71.Simplify_Path(Medium).md

71. Simplify Path (Medium)

Date and Time: Nov 17, 2024, 11:36 (EST)

Link: https://leetcode.com/problems/simplify-path/

Question:

You are given an absolute path for a Unix-style file system, which always begins with a slash '/'. Your task is to transform this absolute path into its simplified canonical path.

The rules of a Unix-style file system are as follows:

• A single period '.' represents the current directory.

• A double period '..' represents the previous/parent directory.

• Multiple consecutive slashes such as '//' and '///' are treated as a single slash '/'.

• Any sequence of periods that does not match the rules above should be treated as a valid directory or file name. For example, '...' and '....' are valid directory or file names.

The simplified canonical path should follow these rules:

• The path must start with a single slash '/'.

• Directories within the path must be separated by exactly one slash '/'.

• The path must not end with a slash '/', unless it is the root directory.

• The path must not have any single or double periods ('.' and '..') used to denote current or parent directories.

Return the simplified canonical path.

Example 1:

Input: path = "/home/"

Output: "/home"

Explanation:
The trailing slash should be removed.

Example 2:

Input: path = "/home//foo/"

Output: "/home/foo"

Explanation:
Multiple consecutive slashes are replaced by a single one.

Example 3:

Input: path = "/home/user/Documents/../Pictures"

Output: "/home/user/Pictures"

Explanation:
A double period ".." refers to the directory up a level (the parent directory).

Example 4:

Input: path = "/../"

Output: "/"

Explanation:
Going one level up from the root directory is not possible.

Example 5:

Input: path = "/.../a/../b/c/../d/./"

Output: "/.../b/d"

Explanation:
"..." is a valid name for a directory in this problem.

Constraints:

• 1 <= path.length <= 3000

• path consists of English letters, digits, period '.', slash '/' or '_'.

• path is a valid absolute Unix path.

Walk-through:

1. Loop over path and for each char c in path, we only need to check if c == '/' or not.

2. If c == '/', when tmp is not empty, and tmp != '.', we can append the current tmp into stack[]. So, it will avoid the multiple consecutive slashes '//'.
   Also, we check tmp != '.' so we don't add single dot into stack[], and we want to reset tmp to empty string.

3. For other cases, we just add c to tmp.

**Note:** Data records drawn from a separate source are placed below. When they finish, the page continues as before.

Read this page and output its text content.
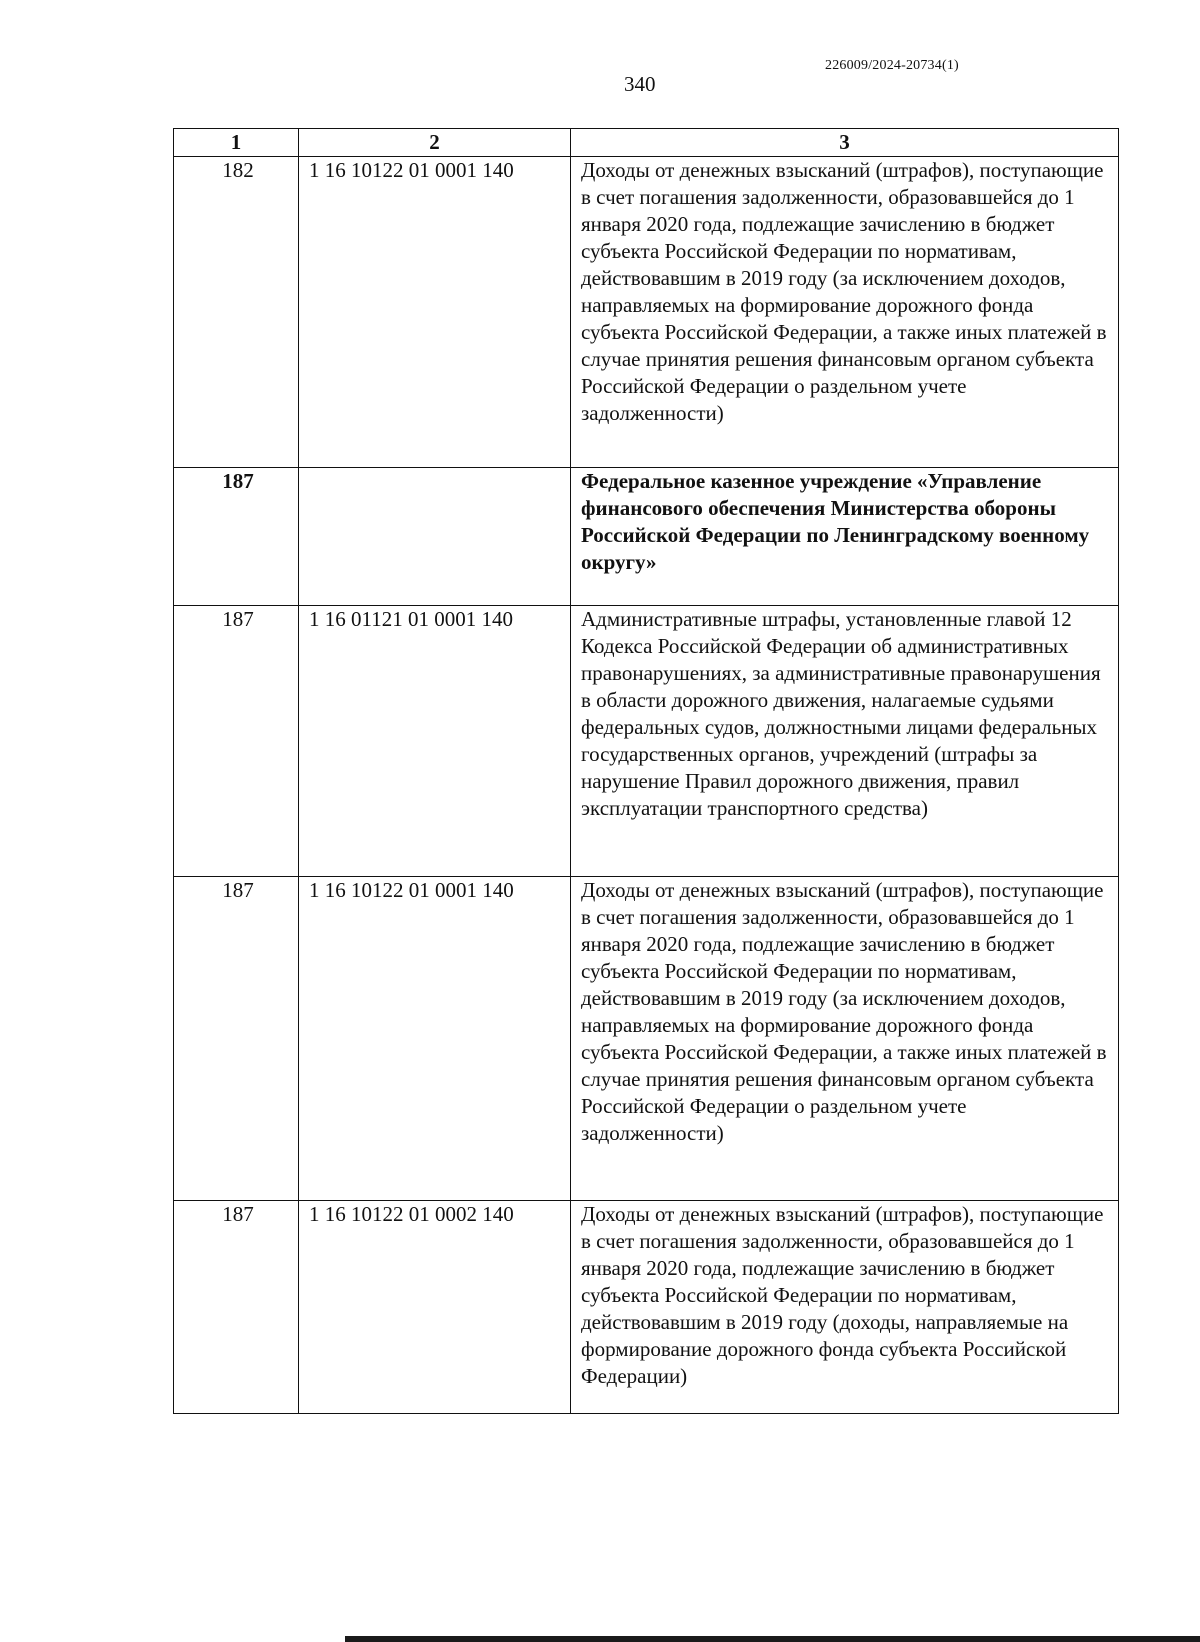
226009/2024-20734(1)
340
1	2	3
182	1 16 10122 01 0001 140	Доходы от денежных взысканий (штрафов), поступающие в счет погашения задолженности, образовавшейся до 1 января 2020 года, подлежащие зачислению в бюджет субъекта Российской Федерации по нормативам, действовавшим в 2019 году (за исключением доходов, направляемых на формирование дорожного фонда субъекта Российской Федерации, а также иных платежей в случае принятия решения финансовым органом субъекта Российской Федерации о раздельном учете задолженности)
187		Федеральное казенное учреждение «Управление финансового обеспечения Министерства обороны Российской Федерации по Ленинградскому военному округу»
187	1 16 01121 01 0001 140	Административные штрафы, установленные главой 12 Кодекса Российской Федерации об административных правонарушениях, за административные правонарушения в области дорожного движения, налагаемые судьями федеральных судов, должностными лицами федеральных государственных органов, учреждений (штрафы за нарушение Правил дорожного движения, правил эксплуатации транспортного средства)
187	1 16 10122 01 0001 140	Доходы от денежных взысканий (штрафов), поступающие в счет погашения задолженности, образовавшейся до 1 января 2020 года, подлежащие зачислению в бюджет субъекта Российской Федерации по нормативам, действовавшим в 2019 году (за исключением доходов, направляемых на формирование дорожного фонда субъекта Российской Федерации, а также иных платежей в случае принятия решения финансовым органом субъекта Российской Федерации о раздельном учете задолженности)
187	1 16 10122 01 0002 140	Доходы от денежных взысканий (штрафов), поступающие в счет погашения задолженности, образовавшейся до 1 января 2020 года, подлежащие зачислению в бюджет субъекта Российской Федерации по нормативам, действовавшим в 2019 году (доходы, направляемые на формирование дорожного фонда субъекта Российской Федерации)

4. Lastly, join every path_name/directory into a string with delimiter '/' and we add a single slash in the beginning.

We looping over path + '/' to avoid cases like Example 3, so we can successfully add the last file name without slash into stack, also the algorithm will handle multiple consecutive slashes.

Note: we have to check if stack: separately, if not, when stack is empty, the elif condition will be True, so we will add '..' into stack.

Python Solution:

class Solution:
    def simplifyPath(self, path: str) -> str:
        # If c == '/': 
        # i. if tmp != "", we can stop adding char into tmp
        # ii. this is the first slash in tmp, don't do anything
        # iii. check if cur == '..'
        # Other cases we can just add cur += c and until we meet another '/', we append the word to stack
        # Lastly, join every char with delimiter "/"
        
        # TC: O(n), n = len(path), SC: O(n)
        stack = []
        tmp = ""
        for c in path + '/':
            if c == '/':
                if tmp == "..":
                    # Otherwise, '..' will be added to stack, which is wrong
                    if stack:
                        stack.pop()
                # when it's not the first slash
                elif tmp != "" and tmp != ".":
                    stack.append(tmp)
                # If there is single dot or other slashes, reset tmp
                tmp = ""
            else:
                tmp += c
        # Join every name from stack into string with '/'
        return "/" + "/".join(stack)

Time Complexity: $O(n)$
Space Complexity: $O(n)$